Das Erstgericht hat jedoch das Verfahren mit in der Tagsatzung vom 6.6.2023 verkündeten Beschluss auf „Punkt 1 des Klagebegehrens, nämlich den Ausgleichsanspruch“ und in der Tagsatzung vom 28.3.2024 auf den Grund des Ausgleichsanspruchs eingeschränkt und dementsprechend ein Zwischenurteil gefällt. Nach einem Zwischenurteil über den Anspruchsgrund ist jedoch die Lösung aller die Ermittlung der Höhe des Klagsanspruches betreffenden Fragen dem ergänzenden Verfahren vorbehalten (RS0126666).

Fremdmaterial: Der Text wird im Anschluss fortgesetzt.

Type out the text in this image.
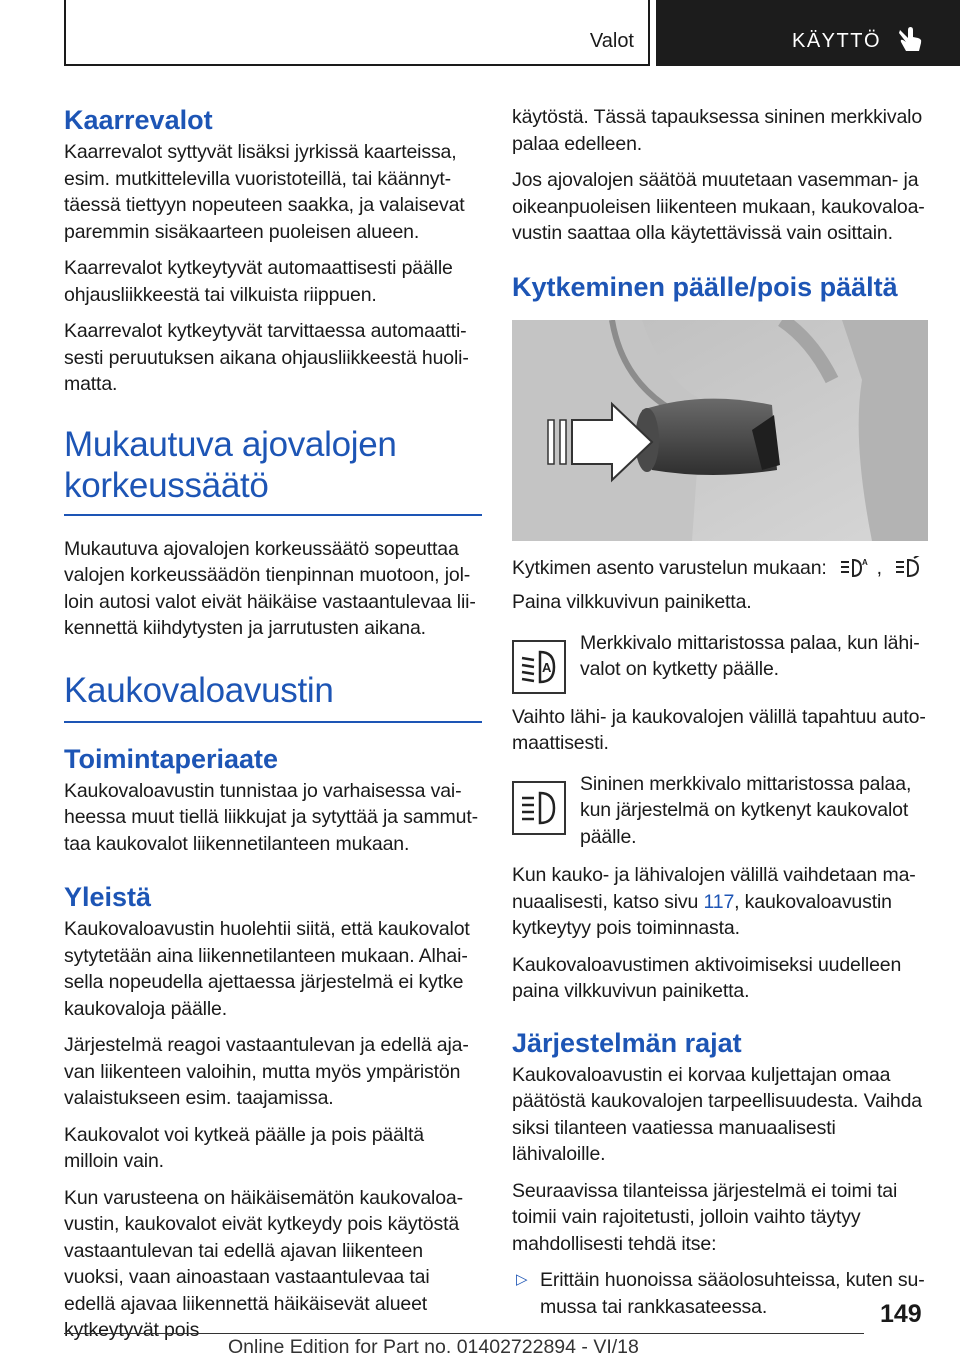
Valot	KÄYTTÖ
Kaarrevalot
Kaarrevalot syttyvät lisäksi jyrkissä kaarteissa, esim. mutkittelevilla vuoristoteillä, tai käännyttäessä tiettyyn nopeuteen saakka, ja valaisevat paremmin sisäkaarteen puoleisen alueen.
Kaarrevalot kytkeytyvät automaattisesti päälle ohjausliikkeestä tai vilkuista riippuen.
Kaarrevalot kytkeytyvät tarvittaessa automaattisesti peruutuksen aikana ohjausliikkeestä huolimatta.
Mukautuva ajovalojen korkeussäätö
Mukautuva ajovalojen korkeussäätö sopeuttaa valojen korkeussäädön tienpinnan muotoon, jolloin autosi valot eivät häikäise vastaantulevaa liikennettä kiihdytysten ja jarrutusten aikana.
Kaukovaloavustin
Toimintaperiaate
Kaukovaloavustin tunnistaa jo varhaisessa vaiheessa muut tiellä liikkujat ja sytyttää ja sammuttaa kaukovalot liikennetilanteen mukaan.
Yleistä
Kaukovaloavustin huolehtii siitä, että kaukovalot sytytetään aina liikennetilanteen mukaan. Alhaisella nopeudella ajettaessa järjestelmä ei kytke kaukovaloja päälle.
Järjestelmä reagoi vastaantulevan ja edellä ajavan liikenteen valoihin, mutta myös ympäristön valaistukseen esim. taajamissa.
Kaukovalot voi kytkeä päälle ja pois päältä milloin vain.
Kun varusteena on häikäisemätön kaukovaloavustin, kaukovalot eivät kytkeydy pois käytöstä vastaantulevan tai edellä ajavan liikenteen vuoksi, vaan ainoastaan vastaantulevaa tai edellä ajavaa liikennettä häikäisevät alueet kytkeytyvät pois
käytöstä. Tässä tapauksessa sininen merkkivalo palaa edelleen.
Jos ajovalojen säätöä muutetaan vasemman- ja oikeanpuoleisen liikenteen mukaan, kaukovaloavustin saattaa olla käytettävissä vain osittain.
Kytkeminen päälle/pois päältä
Kytkimen asento varustelun mukaan:	A ,
Paina vilkkuvivun painiketta.
A
Merkkivalo mittaristossa palaa, kun lähivalot on kytketty päälle.
Vaihto lähi- ja kaukovalojen välillä tapahtuu automaattisesti.
Sininen merkkivalo mittaristossa palaa, kun järjestelmä on kytkenyt kaukovalot päälle.
Kun kauko- ja lähivalojen välillä vaihdetaan manuaalisesti, katso sivu 117, kaukovaloavustin kytkeytyy pois toiminnasta.
Kaukovaloavustimen aktivoimiseksi uudelleen paina vilkkuvivun painiketta.
Järjestelmän rajat
Kaukovaloavustin ei korvaa kuljettajan omaa päätöstä kaukovalojen tarpeellisuudesta. Vaihda siksi tilanteen vaatiessa manuaalisesti lähivaloille.
Seuraavissa tilanteissa järjestelmä ei toimi tai toimii vain rajoitetusti, jolloin vaihto täytyy mahdollisesti tehdä itse:
▷ Erittäin huonoissa sääolosuhteissa, kuten sumussa tai rankkasateessa.	149
Online Edition for Part no. 01402722894 - VI/18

3.1 Die Berufungswerberin argumentiert weiters, der Ausgleichsanspruch müsse über dem bereits bezahlten Betrag liegen, um dem Grunde nach berechtigt zu sein.
3.2 Dazu war zu erwägen, dass ein Zwischenurteil erst dann zu fällen ist, wenn alle dem Grund des Anspruches entgegenstehenden Einwendungen erledigt sind (RS0040935 [T7]). Zum Grund des Anspruchs gehören alle rechtserzeugenden Tatsachen, aus denen der Anspruch abgeleitet wird, und alle Einwendungen, die seinen Bestand berühren (1 Ob 188/23p).

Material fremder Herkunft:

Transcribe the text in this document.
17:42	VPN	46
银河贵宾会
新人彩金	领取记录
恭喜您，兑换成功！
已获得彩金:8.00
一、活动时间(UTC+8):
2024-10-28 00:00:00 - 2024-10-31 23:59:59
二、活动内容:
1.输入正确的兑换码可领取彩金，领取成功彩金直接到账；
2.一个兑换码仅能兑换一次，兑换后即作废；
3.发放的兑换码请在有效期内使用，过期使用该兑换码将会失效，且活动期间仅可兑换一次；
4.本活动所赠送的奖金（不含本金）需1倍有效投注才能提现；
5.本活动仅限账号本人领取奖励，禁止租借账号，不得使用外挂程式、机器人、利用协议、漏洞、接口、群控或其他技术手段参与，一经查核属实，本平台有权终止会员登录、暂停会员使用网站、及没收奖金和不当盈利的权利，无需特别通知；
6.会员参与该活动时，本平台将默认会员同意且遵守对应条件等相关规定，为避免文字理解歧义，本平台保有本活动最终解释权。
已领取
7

Wenngleich dies nach Deixler-Hübner auch die Einwendung der bereits erfolgten Zahlung betrifft ( Deixler-Hübner in Fasching/Konecny , Zivilprozessgesetze³ § 393 ZPO, Rz 8), könne nach Rechberger/Klicka auch in jenen Fällen ein Grundurteil ergehen, in denen strittig ist, ob der Schaden, der unbestrittenerweise entstanden ist, durch eine Teilzahlung oder durch eine Aufrechnung mit einer Gegenforderung getilgt worden sei. Dies entspricht auch dem aus den Gesetzesmaterialien abzuleitenden Willen des Gesetzgebers der WGN 1989, wonach auch in jenen Fällen, in denen strittig sei, ob der Schaden durch eine Teilzahlung getilgt sei, die Entscheidung über den Grund des Anspruchs nicht die Klärung dieses Tilgungseinwands voraussetzt (888 BlgNR XVII. GP 20), sowie der Rechtsprechung (3 Ob 146/99p; RS0102003). Ein Zwischenurteil über den Anspruchsgrund kann somit auch dann erlassen werden, wenn noch strittig ist, ob der Klageanspruch überhaupt mit irgendeinem Betrag zu Recht besteht (RS0041036 [T1]).
Das Erstgericht war daher nicht gehalten, im Zwischenurteil die bereits erfolgte Zahlung der Beklagten zu berücksichtigen.
4. Der Berufung war daher ein Erfolg zu versagen.
5. Der Kostenvorbehalt beruht auf § 393 Abs 4 ZPO.
6. Die ordentliche Revision war nicht zuzulassen, weil Rechtsfragen von der in § 502 Abs 1 ZPO genannten Qualität nicht zu lösen waren.